In geopolitics, North Korea decided to suspend talks with South Korea in response to common military drills between the US and South Korea. It will be interesting to see how this plays out and the extent it will affect the planned June summit where Kim Jong Un and Trump are expected to meet.

Technical Analysis: WTI oil futures close to 3½-year high; bearish signal by stochastics in very short-term

WTI oil futures for June delivery are trading not far below the three-and-a-half-year high of 71.89 hit yesterday. The Tenkan- and Kijun-sen lines remain positively aligned in support of a bullish picture in the short-term. The stochastics, however, are giving a bearish signal in the very short-term: the %K line has moved below the slow %D one and both lines are heading lower.

If today's EIA report shows a larger-than-anticipated drawdown in crude inventories, then prices could move higher. Resistance to advances might come around yesterday's three-and-a-half-year high of 71.89, including the 72 round mark. An upside break may meet an additional barrier around the 73 handle.

On the downside and in case of a smaller-than-expected drawdown in crude stocks (or a buildup), support could come around the current levels of the Tenkan- and Kijun-sen lines at 69.75 (including the 70 handle) and 68.47 respectively, given that the region around the 71 handle, which seems to be providing immediate support, is violated first.

AUDUSD Continues Bearish Correction In Near Term, Holds Below 0.7800

AUDUSD has reversed back down again after finding resistance at the 0.7560 barrier, achieved on Monday and holds below the 0.7800 handle. The pair completed two consecutive bearish days and remains below the 20- and 40-simple moving averages (SMAs) in the daily timeframe. However, Wednesday’s trading session started in positive territory.

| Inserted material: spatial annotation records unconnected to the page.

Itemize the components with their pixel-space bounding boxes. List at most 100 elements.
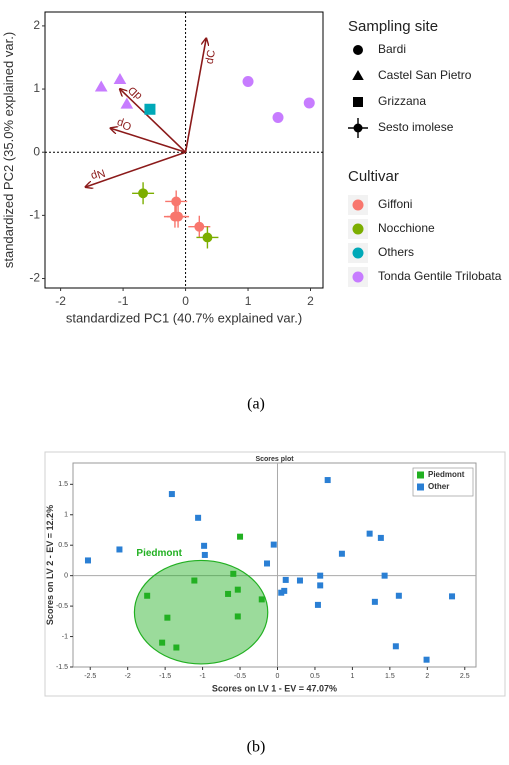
y-axis-label: standardized PC2 (35.0% explained var.) [1,32,16,268]
point [113,72,127,84]
point [353,97,363,107]
point [173,211,184,222]
y-tick-label: 1.5 [58,481,68,488]
point [237,533,244,540]
point [168,491,175,498]
x-tick-label: 0 [276,673,280,680]
point [303,97,315,109]
x-tick-label: -1.5 [159,673,171,680]
x-tick-label: 2 [425,673,429,680]
legend-label: Piedmont [428,470,465,479]
y-tick-label: -1 [62,633,68,640]
x-tick-label: -1 [118,294,129,308]
legend-label: Others [378,245,414,259]
point [264,560,271,567]
y-tick-label: 2 [33,18,40,32]
legend-swatch [352,223,364,235]
point [94,80,108,92]
legend-label: Castel San Pietro [378,68,472,82]
legend-label: Bardi [378,42,406,56]
point [395,592,402,599]
confidence-ellipse [133,559,269,665]
point [138,188,149,199]
x-axis-label: standardized PC1 (40.7% explained var.) [66,310,302,325]
legend-swatch [352,247,364,259]
point [173,644,180,651]
point [353,45,363,55]
x-tick-label: 2 [307,294,314,308]
legend-label: Sesto imolese [378,120,454,134]
x-tick-label: 0.5 [310,673,320,680]
y-tick-label: -1 [29,208,40,222]
caption: (b) [247,739,266,756]
loading-arrow [86,151,186,187]
y-tick-label: 0 [64,573,68,580]
x-tick-label: -2 [125,673,131,680]
point [242,75,254,87]
loading-arrow [111,128,186,153]
point [144,103,156,115]
y-tick-label: 0.5 [58,542,68,549]
y-axis-label: Scores on LV 2 - EV = 12.2% [45,505,55,625]
plot-frame [44,11,324,289]
arrow-label: Np [89,166,106,182]
point [159,639,166,646]
legend-swatch [352,199,364,211]
point [377,534,384,541]
panel-frame [44,451,506,697]
point [353,123,363,133]
legend-label: Giffoni [378,197,412,211]
x-tick-label: 1 [350,673,354,680]
point [423,656,430,663]
ellipse-label: Piedmont [136,548,182,559]
plot-frame [72,462,477,668]
point [201,542,208,549]
point [282,576,289,583]
x-tick-label: 0 [182,294,189,308]
point [272,111,284,123]
point [314,601,321,608]
legend-swatch [417,483,424,491]
point [234,586,241,593]
caption: (a) [247,396,265,413]
arrow-label: dD [126,84,144,102]
legend-label: Nocchione [378,221,435,235]
point [120,97,134,109]
legend-title: Sampling site [348,18,438,35]
loading-arrow [184,39,207,153]
point [317,572,324,579]
point [449,593,456,600]
point [171,196,182,207]
y-tick-label: 1 [33,81,40,95]
legend-label: Tonda Gentile Trilobata [378,269,502,283]
x-tick-label: 1 [245,294,252,308]
x-tick-label: 2.5 [460,673,470,680]
arrow-label: Op [115,116,133,132]
y-tick-label: -2 [29,271,40,285]
point [352,70,364,80]
point [281,587,288,594]
point [258,596,265,603]
point [201,551,208,558]
point [317,582,324,589]
legend-title: Cultivar [348,168,399,185]
chart-title: Scores plot [255,456,294,463]
x-tick-label: -0.5 [234,673,246,680]
y-tick-label: 1 [64,512,68,519]
y-tick-label: 0 [33,144,40,158]
loading-arrow [120,89,187,153]
point [366,530,373,537]
point [225,590,232,597]
point [144,592,151,599]
point [164,614,171,621]
arrow-label: dC [204,49,218,65]
point [296,577,303,584]
point [202,232,213,243]
x-axis-label: Scores on LV 1 - EV = 47.07% [212,683,337,693]
point [234,613,241,620]
point [392,643,399,650]
legend-swatch [417,471,424,479]
point [381,572,388,579]
legend-label: Grizzana [378,94,426,108]
point [270,541,277,548]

In the short-term, the momentum indicators seem to be in confusion. The RSI indicator is pointing slightly north, while is holding in negative. Also, the MACD oscillator climbed above the trigger line with weak momentum. But, the stochastic oscillator created a bearish cross below the oversold levels and is moving lower.

In case of further losses, the 0.7410 support level should act as a major support. A drop below this area would reinforce the bearish structure and open the way towards the next key support level of 0.7325, identified by the May 2017 low.

In the event of an upside reversal, the 0.7560 and the 23.6% Fibonacci retracement level of 0.7580 of the downleg from 0.8135 to 0.7410 could act as a significant resistance zone. A continuation of the bullish bias would shift the medium-term outlook to a more neutral one as it would take the pair towards the 0.7640 barrier, which holds near the 40-SMA and next until the 38.2% Fibonacci of 0.7685.

Overall, for a resumption of the longer-term uptrend, which was halted in April, AUDUSD would need to climb back above the ascending trend line and beat the 32-month peak of 0.8135, creating a new multi-month high.